Court Will Rule on Sales-Tax Exemptions for Church Publications
WASHINGTON (AP) _ The Supreme Court today agreed to decide whether states may impose sales taxes on most books, newspapers and magazines while exempting religious publications.
The justices said they will review a Texas court ruling that said such a tax neither violates equal-protection rights nor breeches the constitutionally required separation of church and state.
From October 1984 through October 1987, sales of books and newspaper subsciptions were subjected to the Texas sales tax. But ″periodicals published or distributed by a religious faith and that consist wholly of writings promulgating the teaching of the faith″ were exempt from tax.
Last October, the Texas Legislature reinstated the broad tax exemption that had existed for sales before 1984.
Texas Monthly, a general interest magazine with a circulation of about 280,000, challenged the tax law after paying more than $149,000 in sales taxes in 1985.
The magazine’s lawsuit sought a refund, contending that the tax impermissibly discriminated based on content and amounted to an unconstitutional promotion or advancement of religion.
A state trial judge ruled that the sales tax was invalid but a state appeals court overturned that ruling by a 2-1 vote.
The Texas Supreme Court refused to hear Texas Monthly’s appeal last Sept. 23.
The nation’s highest court last year struck down an Arkansas tax that was imposed on sales of general interest magazines but exempted newspapers and religious, professional, trade and sports magazines.
The justices, voting 7-2, said then that any state would face a heavy burden in trying to justify a ″content-based approach to taxation of magazines.″
But the Texas appeals court drew a distinction between the invalidated Arkansas tax and the tax challenged by Texas Monthly.
″The Supreme Court determined that the (Arkansas) tax exemption ... was so broad that it had the effect of singling out a very small group of magazines for taxation,″ the Texas court said. ″This appeal, to the contrary, presents the opposite situation.

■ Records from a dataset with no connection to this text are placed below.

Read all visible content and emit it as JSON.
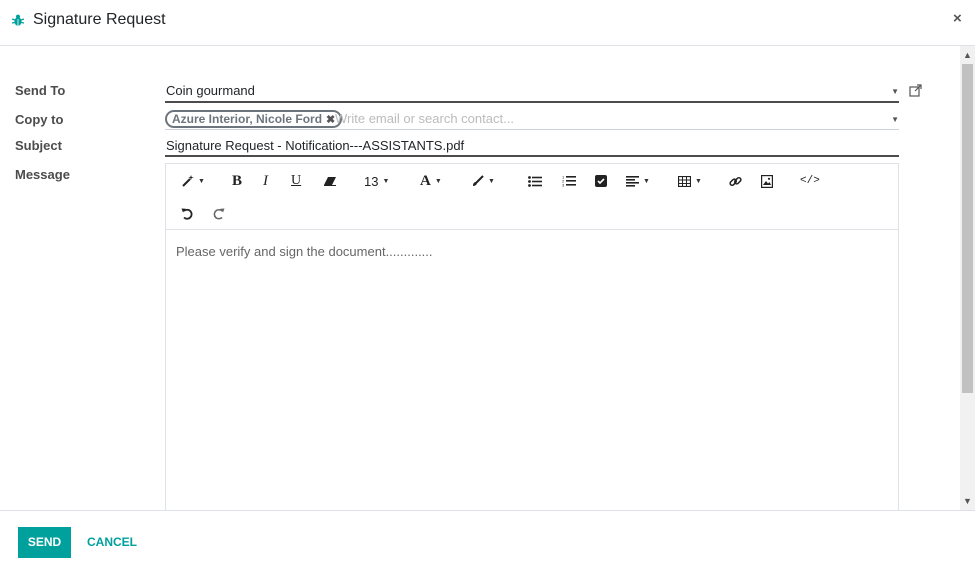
{
  "dialog": {
    "title": "Signature Request",
    "close_symbol": "×"
  },
  "form": {
    "send_to": {
      "label": "Send To",
      "value": "Coin gourmand"
    },
    "copy_to": {
      "label": "Copy to",
      "tags": [
        "Azure Interior, Nicole Ford"
      ],
      "placeholder": "Write email or search contact..."
    },
    "subject": {
      "label": "Subject",
      "value": "Signature Request - Notification---ASSISTANTS.pdf"
    },
    "message": {
      "label": "Message",
      "body": "Please verify and sign the document............."
    }
  },
  "toolbar": {
    "font_size": "13",
    "icons": [
      "magic-wand-icon",
      "bold-icon",
      "italic-icon",
      "underline-icon",
      "eraser-icon",
      "font-size-dropdown",
      "font-color-icon",
      "brush-icon",
      "bullet-list-icon",
      "numbered-list-icon",
      "checklist-icon",
      "align-icon",
      "table-icon",
      "link-icon",
      "image-icon",
      "code-view-icon",
      "undo-icon",
      "redo-icon"
    ]
  },
  "footer": {
    "send_label": "SEND",
    "cancel_label": "CANCEL"
  },
  "colors": {
    "accent": "#00a09d",
    "bug_icon": "#00a09d"
  }
}
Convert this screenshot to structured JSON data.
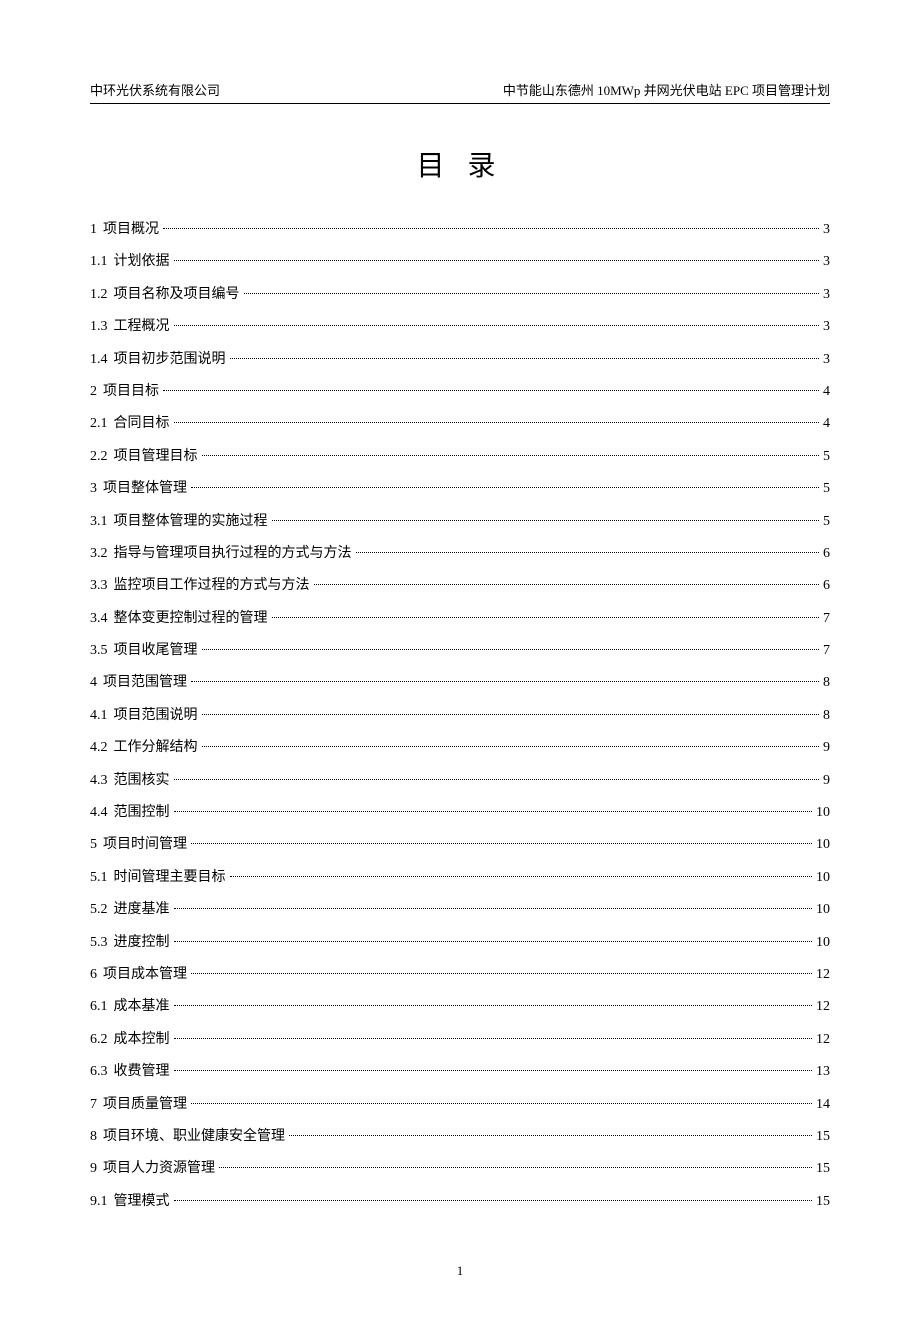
{
  "header": {
    "left": "中环光伏系统有限公司",
    "right": "中节能山东德州 10MWp 并网光伏电站 EPC 项目管理计划"
  },
  "title": "目 录",
  "toc": [
    {
      "num": "1",
      "label": "项目概况",
      "page": "3"
    },
    {
      "num": "1.1",
      "label": "计划依据",
      "page": "3"
    },
    {
      "num": "1.2",
      "label": "项目名称及项目编号",
      "page": "3"
    },
    {
      "num": "1.3",
      "label": "工程概况",
      "page": "3"
    },
    {
      "num": "1.4",
      "label": "项目初步范围说明",
      "page": "3"
    },
    {
      "num": "2",
      "label": "项目目标",
      "page": "4"
    },
    {
      "num": "2.1",
      "label": "合同目标",
      "page": "4"
    },
    {
      "num": "2.2",
      "label": "项目管理目标",
      "page": "5"
    },
    {
      "num": "3",
      "label": "项目整体管理",
      "page": "5"
    },
    {
      "num": "3.1",
      "label": "项目整体管理的实施过程",
      "page": "5"
    },
    {
      "num": "3.2",
      "label": "指导与管理项目执行过程的方式与方法",
      "page": "6"
    },
    {
      "num": "3.3",
      "label": "监控项目工作过程的方式与方法",
      "page": "6"
    },
    {
      "num": "3.4",
      "label": "整体变更控制过程的管理",
      "page": "7"
    },
    {
      "num": "3.5",
      "label": "项目收尾管理",
      "page": "7"
    },
    {
      "num": "4",
      "label": "项目范围管理",
      "page": "8"
    },
    {
      "num": "4.1",
      "label": "项目范围说明",
      "page": "8"
    },
    {
      "num": "4.2",
      "label": "工作分解结构",
      "page": "9"
    },
    {
      "num": "4.3",
      "label": "范围核实",
      "page": "9"
    },
    {
      "num": "4.4",
      "label": "范围控制",
      "page": "10"
    },
    {
      "num": "5",
      "label": "项目时间管理",
      "page": "10"
    },
    {
      "num": "5.1",
      "label": "时间管理主要目标",
      "page": "10"
    },
    {
      "num": "5.2",
      "label": "进度基准",
      "page": "10"
    },
    {
      "num": "5.3",
      "label": "进度控制",
      "page": "10"
    },
    {
      "num": "6",
      "label": "项目成本管理",
      "page": "12"
    },
    {
      "num": "6.1",
      "label": "成本基准",
      "page": "12"
    },
    {
      "num": "6.2",
      "label": "成本控制",
      "page": "12"
    },
    {
      "num": "6.3",
      "label": "收费管理",
      "page": "13"
    },
    {
      "num": "7",
      "label": "项目质量管理",
      "page": "14"
    },
    {
      "num": "8",
      "label": "项目环境、职业健康安全管理",
      "page": "15"
    },
    {
      "num": "9",
      "label": "项目人力资源管理",
      "page": "15"
    },
    {
      "num": "9.1",
      "label": "管理模式",
      "page": "15"
    }
  ],
  "footer": {
    "page_number": "1"
  }
}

The great mass of publishers remain subject to the sales tax.″
The Texas Monthly appeal acted on today was supported in ″friend-of-the- cour t″ briefs submitted by the Magazine Publishers of America and the American Booksellers Association.
But Texas Attorney General Jim Mattox urged the justices to reject the appeal, noting that it attacks the religious-publication exemption rather than the sales tax.
″The result of (Texas Monthly’s) argument woud be that religious periodicals would become subject to taxation. (Texas Monthly) would still be responsible for the tax it paid to the state of Texas and could not recover the amount it paid under protest,″ Mattox contended.
The case is Texas Monthly vs. Bullock, 87-1245.